Не ждите чего-то особенного от всех ваших усилий, какого-то сверхрезультата, радуйтесь самому малому прогрессу. Но и останавливаться на достигнутом не следует. Даже если вы понимаете свое чадо по отдельным словам, для коммуникации с другими и социальной адаптации этого мало. Двигайтесь дальше, не опускайте руки и не потакайте лени ребенка.

Для уменьшения вероятности рождения умственно отсталого ребенка беременной женщине следует:

  • НЕ пить, курить и принимать наркотики;
  • принимать фолиевую кислоту;
  • регулярно посещать врача;
  • придерживаться диеты, содержащей овощи и фрукты, цельные зерна, продукты с низким содержанием насыщенных жиров.

После рождения ребенка:


  • провести скрининг малыша – это позволит выявить болезни, способные спровоцировать умственную отсталость;
  • регулярно ходить на прием к педиатру;
  • делать все положенные по графику прививки;
  • разрешать ему кататься на велосипеде только в шлеме, а в автомобиле до положенного возраста возить исключительно в автокресле;
  • исключить контакт чада с бытовой химией и красками на основе свинца.

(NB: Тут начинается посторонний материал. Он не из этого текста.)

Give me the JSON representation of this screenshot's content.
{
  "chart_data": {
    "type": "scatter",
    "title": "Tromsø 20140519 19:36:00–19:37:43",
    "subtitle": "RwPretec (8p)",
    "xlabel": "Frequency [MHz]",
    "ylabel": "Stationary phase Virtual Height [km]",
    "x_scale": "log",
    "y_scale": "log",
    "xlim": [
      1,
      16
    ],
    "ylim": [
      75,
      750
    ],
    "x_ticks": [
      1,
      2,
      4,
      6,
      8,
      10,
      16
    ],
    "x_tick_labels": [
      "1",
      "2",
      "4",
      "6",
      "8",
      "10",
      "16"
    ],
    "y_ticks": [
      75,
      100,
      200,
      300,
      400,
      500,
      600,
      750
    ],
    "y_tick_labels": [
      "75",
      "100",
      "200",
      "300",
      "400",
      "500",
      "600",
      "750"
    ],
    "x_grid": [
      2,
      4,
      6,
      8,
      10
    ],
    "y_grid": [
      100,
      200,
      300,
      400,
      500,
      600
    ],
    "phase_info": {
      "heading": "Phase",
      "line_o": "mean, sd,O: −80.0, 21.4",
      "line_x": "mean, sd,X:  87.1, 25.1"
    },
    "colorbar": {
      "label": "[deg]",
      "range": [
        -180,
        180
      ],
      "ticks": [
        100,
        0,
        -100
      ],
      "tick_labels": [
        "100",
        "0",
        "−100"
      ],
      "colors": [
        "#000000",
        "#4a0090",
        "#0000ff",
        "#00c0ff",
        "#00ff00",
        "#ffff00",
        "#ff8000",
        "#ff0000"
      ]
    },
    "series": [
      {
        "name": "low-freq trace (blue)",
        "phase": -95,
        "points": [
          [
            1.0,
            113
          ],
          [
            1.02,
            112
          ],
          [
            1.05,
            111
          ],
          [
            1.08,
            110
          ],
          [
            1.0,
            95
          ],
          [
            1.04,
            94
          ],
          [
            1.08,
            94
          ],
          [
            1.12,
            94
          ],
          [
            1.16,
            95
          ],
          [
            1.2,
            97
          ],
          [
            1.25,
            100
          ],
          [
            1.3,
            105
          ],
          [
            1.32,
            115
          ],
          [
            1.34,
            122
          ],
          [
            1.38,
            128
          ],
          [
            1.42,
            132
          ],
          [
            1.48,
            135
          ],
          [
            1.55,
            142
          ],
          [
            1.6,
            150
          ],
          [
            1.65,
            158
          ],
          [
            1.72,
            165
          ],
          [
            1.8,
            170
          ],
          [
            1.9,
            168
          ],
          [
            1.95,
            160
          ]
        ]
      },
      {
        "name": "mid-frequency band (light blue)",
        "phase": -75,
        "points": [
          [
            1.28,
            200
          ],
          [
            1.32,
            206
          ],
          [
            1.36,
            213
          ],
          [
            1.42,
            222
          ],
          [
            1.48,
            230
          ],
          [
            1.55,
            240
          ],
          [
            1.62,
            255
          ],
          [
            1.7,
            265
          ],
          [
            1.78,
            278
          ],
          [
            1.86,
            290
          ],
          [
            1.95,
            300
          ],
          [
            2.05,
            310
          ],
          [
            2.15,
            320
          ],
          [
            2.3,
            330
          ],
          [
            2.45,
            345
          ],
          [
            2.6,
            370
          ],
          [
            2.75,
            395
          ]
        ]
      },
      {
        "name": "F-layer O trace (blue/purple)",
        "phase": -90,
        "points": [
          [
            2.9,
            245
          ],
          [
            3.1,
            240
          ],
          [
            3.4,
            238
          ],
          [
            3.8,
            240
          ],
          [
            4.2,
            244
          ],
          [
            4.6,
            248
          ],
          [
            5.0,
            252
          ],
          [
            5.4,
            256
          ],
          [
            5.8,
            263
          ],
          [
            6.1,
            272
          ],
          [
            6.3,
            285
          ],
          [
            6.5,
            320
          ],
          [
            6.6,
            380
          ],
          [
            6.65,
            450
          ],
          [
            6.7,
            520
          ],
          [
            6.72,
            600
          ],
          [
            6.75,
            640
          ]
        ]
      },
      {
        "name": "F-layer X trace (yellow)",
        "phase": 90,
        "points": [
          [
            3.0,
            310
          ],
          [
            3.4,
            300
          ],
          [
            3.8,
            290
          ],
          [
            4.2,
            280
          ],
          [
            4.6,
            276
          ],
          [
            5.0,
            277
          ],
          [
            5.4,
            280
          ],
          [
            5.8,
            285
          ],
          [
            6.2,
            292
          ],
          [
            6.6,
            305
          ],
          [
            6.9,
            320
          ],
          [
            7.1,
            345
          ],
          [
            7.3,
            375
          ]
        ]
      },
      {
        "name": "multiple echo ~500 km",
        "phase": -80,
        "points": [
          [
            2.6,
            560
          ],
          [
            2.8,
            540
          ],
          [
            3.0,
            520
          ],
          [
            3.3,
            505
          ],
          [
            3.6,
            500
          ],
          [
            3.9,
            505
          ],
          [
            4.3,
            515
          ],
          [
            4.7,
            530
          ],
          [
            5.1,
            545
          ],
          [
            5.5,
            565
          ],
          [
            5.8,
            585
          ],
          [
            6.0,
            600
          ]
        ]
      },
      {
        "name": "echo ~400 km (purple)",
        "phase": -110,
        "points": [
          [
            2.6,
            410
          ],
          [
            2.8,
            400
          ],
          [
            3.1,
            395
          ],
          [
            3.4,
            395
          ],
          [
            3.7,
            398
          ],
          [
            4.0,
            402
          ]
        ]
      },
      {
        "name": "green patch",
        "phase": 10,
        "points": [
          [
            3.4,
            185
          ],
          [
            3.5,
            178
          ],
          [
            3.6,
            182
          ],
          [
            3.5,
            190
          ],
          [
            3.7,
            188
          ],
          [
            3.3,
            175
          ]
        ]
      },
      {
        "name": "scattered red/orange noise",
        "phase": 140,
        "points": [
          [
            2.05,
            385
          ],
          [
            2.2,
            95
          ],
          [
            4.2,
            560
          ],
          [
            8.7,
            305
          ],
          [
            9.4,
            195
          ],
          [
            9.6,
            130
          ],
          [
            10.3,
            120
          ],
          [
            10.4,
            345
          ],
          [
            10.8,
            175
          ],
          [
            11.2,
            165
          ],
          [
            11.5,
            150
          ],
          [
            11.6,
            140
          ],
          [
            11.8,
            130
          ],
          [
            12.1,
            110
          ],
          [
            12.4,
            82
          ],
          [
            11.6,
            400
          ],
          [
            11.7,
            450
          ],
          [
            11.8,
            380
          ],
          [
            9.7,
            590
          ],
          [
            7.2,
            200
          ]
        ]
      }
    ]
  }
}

Сопровождение специалистами

Ребенку с интеллектуальной инвалидностью необходимо комплексное сопровождение на протяжении всего детства следующих специалистов:

  • детского психолога и психиатра;
  • логопеда;
  • невролога;
  • дефектолога.

Если существуют и другие нарушения (слепота, глухота, ДЦП, расстройства аутистического спектра), то к вышеупомянутым профессионалам добавляются реабилитолог, окулист, массажист, преподаватель ЛФК.

Излечима ли олигофрения

Лечение и коррекция этого заболевания – дело непростое, для этого понадобится много сил, времени, терпения. К тому же, при разных уровнях умственной отсталости и возрасте пациента требуется своя методика. Однако если тактика выбрана правильно, положительный результат становится заметным уже через пару месяцев.

К сожалению, полное избавление от интеллектуальной инвалидности невозможно. Все дело в том, что повреждены определенные отделы головного мозга. Нервная система, к которой он принадлежит, формируется в период внутриутробного развития плода. После появления ребенка на свет ее клетки почти не делятся и не способны регенерироваться. То есть, поврежденные нейроны не восстановятся и умственная отсталость остается у человека до конца жизни, хотя и не прогрессируя.

Но, как уже упоминалось, дети с легкой степенью заболевания отлично поддаются коррекции, получают навыки самообслуживания, образование и могут вполне нормально работать, выполняя несложные задачи.

Поддержка людей с УО

Это заболевание развивается по-разному, но очень важно как можно раньше ее диагностировать. В этом случае специалисты начнут работать с таким пациентом вплотную в раннем возрасте, что значительно улучшает его состояние и качество его жизни.

Такая помощь обязательно персонализирована, то есть, она планируется с учетом индивидуальных особенностей больного, его потребностей и желаний. Люди с данным диагнозом не одинаковы, поэтому и помощь для каждого из таких индивидов в жизненной сфере и определенной деятельности должна иметь свой вид и интенсивность.